Die Ernstfallübung unterbrach meine Betrachtungen. Die Stewardeß, die uns die Schwimmwesten für einen etwaigen Absturz auf dem Landflug von Berlin nach Paris vorführte, tat das in einem besonders engen Gang. Die Worte dazu kamen erst auf Französisch, dann in einem ziemlich französischen Englisch über Lautsprecher. Drangvolle Enge. Französisch. Englisch. Saß ich wirklich in der richtigen Maschine?

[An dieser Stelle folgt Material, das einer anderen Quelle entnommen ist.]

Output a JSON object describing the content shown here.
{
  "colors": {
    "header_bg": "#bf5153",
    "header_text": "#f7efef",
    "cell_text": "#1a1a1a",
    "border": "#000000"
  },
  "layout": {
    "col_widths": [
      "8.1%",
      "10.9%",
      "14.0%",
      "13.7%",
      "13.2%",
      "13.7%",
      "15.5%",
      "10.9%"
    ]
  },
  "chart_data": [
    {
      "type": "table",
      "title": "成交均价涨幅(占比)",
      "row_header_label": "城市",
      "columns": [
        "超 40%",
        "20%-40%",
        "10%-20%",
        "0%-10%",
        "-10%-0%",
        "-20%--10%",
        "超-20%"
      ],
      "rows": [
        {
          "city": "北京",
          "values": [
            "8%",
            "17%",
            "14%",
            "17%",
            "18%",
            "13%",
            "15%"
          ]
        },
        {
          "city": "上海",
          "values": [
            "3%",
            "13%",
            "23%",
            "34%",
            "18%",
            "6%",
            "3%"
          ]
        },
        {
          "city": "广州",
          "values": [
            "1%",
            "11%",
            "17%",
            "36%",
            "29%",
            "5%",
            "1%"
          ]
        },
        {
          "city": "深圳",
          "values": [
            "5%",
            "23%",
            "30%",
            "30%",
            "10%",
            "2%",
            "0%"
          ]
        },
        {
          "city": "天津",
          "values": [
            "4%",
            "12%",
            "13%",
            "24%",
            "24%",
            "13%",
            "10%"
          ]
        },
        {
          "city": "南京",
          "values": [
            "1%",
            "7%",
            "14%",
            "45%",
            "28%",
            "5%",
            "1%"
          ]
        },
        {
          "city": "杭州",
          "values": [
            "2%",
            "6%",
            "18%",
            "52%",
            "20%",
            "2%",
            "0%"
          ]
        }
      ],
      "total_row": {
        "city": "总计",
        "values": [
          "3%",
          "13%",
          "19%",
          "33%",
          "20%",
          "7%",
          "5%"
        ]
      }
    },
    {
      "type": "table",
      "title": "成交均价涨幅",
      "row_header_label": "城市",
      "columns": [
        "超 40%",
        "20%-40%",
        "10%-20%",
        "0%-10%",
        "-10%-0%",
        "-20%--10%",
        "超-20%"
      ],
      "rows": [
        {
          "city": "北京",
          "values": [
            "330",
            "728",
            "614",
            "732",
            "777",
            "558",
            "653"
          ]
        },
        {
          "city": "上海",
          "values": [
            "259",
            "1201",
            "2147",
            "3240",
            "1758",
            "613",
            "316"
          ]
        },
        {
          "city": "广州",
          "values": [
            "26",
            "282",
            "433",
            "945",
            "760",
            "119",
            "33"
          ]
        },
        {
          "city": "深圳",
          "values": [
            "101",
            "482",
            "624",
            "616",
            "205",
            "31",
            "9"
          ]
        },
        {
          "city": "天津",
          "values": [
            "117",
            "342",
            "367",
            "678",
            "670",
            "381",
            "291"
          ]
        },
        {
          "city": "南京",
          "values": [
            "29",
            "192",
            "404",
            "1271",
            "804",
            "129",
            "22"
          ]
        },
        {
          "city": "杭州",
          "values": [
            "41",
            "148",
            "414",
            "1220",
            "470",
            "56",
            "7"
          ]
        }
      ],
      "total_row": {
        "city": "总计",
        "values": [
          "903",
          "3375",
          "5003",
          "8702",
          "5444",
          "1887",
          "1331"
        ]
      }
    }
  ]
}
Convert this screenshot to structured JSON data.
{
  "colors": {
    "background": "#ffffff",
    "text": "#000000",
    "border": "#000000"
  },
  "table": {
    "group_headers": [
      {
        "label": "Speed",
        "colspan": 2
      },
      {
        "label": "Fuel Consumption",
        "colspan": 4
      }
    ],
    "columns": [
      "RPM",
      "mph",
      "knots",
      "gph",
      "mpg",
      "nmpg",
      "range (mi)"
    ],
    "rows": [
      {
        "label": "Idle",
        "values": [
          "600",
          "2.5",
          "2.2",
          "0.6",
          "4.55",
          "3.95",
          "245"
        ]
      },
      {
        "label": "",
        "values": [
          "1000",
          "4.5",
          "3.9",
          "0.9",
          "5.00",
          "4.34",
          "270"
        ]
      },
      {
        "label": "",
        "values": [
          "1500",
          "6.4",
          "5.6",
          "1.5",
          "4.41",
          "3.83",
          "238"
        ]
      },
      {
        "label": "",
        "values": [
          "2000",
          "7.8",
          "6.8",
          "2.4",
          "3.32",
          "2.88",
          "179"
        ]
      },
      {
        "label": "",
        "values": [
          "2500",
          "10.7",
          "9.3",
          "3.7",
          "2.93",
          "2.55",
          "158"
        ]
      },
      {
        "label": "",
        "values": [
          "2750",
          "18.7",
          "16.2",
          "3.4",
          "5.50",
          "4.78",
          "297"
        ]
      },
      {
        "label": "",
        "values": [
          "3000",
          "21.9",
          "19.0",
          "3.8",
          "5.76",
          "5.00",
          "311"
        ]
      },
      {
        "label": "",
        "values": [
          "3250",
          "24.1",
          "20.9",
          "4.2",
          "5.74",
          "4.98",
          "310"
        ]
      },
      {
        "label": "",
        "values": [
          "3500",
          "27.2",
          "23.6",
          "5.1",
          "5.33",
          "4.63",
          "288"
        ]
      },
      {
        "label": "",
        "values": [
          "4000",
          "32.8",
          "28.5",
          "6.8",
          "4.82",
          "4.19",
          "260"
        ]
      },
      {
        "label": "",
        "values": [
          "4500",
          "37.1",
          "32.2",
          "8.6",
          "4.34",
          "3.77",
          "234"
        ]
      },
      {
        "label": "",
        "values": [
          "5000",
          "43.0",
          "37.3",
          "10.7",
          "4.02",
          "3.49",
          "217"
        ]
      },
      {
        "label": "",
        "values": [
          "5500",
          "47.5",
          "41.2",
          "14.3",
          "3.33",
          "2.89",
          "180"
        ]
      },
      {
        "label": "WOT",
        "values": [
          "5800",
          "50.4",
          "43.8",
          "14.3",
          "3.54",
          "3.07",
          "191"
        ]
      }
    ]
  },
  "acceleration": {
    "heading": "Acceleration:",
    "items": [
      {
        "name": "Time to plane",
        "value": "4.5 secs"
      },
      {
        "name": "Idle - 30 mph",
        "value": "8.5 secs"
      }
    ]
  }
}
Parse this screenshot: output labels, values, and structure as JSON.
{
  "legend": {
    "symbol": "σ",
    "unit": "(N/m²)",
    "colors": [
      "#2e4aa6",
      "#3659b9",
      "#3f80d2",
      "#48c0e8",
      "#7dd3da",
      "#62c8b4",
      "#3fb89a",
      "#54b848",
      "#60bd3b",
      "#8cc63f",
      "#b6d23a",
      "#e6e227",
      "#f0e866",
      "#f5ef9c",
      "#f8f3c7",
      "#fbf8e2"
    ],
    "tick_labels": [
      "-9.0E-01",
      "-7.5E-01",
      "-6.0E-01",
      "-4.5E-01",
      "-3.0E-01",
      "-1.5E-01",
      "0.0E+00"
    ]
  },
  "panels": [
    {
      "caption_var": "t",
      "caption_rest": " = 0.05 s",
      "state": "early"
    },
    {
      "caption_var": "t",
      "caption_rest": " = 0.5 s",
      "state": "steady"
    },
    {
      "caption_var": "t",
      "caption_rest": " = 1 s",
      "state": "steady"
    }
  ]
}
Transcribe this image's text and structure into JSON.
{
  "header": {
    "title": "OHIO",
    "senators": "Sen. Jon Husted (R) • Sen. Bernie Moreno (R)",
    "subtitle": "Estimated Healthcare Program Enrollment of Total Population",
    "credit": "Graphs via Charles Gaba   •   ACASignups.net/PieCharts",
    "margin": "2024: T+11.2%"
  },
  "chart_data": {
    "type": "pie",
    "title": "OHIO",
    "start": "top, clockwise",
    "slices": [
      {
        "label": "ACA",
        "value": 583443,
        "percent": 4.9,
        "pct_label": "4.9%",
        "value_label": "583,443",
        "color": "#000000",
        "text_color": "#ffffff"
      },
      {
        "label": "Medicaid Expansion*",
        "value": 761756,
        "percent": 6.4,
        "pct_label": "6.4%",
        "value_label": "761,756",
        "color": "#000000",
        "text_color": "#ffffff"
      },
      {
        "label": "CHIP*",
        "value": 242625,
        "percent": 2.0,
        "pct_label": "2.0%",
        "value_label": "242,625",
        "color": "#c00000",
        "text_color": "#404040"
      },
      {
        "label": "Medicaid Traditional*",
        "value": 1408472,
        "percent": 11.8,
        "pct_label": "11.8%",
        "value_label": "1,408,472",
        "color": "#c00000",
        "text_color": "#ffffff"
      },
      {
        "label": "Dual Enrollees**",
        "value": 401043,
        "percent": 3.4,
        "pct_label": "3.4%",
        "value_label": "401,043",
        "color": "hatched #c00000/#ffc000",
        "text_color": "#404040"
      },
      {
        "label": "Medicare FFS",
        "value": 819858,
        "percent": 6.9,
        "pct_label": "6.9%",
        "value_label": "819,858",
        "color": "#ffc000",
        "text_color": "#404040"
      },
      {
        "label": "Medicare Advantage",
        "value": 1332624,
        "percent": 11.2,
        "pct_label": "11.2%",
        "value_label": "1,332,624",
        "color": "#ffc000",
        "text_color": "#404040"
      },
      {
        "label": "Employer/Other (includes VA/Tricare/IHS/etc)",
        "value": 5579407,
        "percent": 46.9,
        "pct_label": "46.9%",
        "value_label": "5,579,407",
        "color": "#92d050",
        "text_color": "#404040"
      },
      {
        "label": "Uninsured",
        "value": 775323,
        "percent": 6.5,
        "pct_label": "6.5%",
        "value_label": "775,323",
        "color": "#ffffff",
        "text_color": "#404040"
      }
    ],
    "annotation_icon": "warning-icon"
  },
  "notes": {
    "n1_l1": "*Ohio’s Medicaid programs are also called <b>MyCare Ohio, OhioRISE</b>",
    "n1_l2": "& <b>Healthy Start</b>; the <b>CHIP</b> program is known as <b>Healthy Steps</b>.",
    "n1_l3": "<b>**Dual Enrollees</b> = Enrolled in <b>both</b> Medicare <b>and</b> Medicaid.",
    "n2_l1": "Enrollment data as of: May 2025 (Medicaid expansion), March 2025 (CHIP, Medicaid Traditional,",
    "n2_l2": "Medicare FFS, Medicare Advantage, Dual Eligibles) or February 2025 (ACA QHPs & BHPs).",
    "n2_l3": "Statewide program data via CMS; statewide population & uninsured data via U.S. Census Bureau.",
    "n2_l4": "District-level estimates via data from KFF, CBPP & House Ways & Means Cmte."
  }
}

Ein Griff zur Kotztüte zeigte mir, daß die zumindest mit „Lufthansa“ beschriftet war. Die Gesellschaft, die nach Eigenwerbung „alles fürs Fliegen“ gibt, hatte ich tatsächlich gebucht. Ich zwang mich zur Ruhe, schob den Gurt in die Schnalle und vertiefte mich in meine Zeitungen. Dreißig Flugminuten später wartete ich auf die Fachsimpelei aus dem Cockpit: „... links Kassel ... vorne Hanau ...“ Doch mein Pilot schwieg. Als dann auch noch die Stewardeß eine Bestellung vom Nachbarsitz, „einen Tomatensaft mit Pfeffer und Salz“, nicht verstand, mußte ich es einfach wissen. Ich fragte sie auf Deutsch, ob sie Deutsch könne. „Sorry, I don't speak German“, lautete ihre freundliche Antwort.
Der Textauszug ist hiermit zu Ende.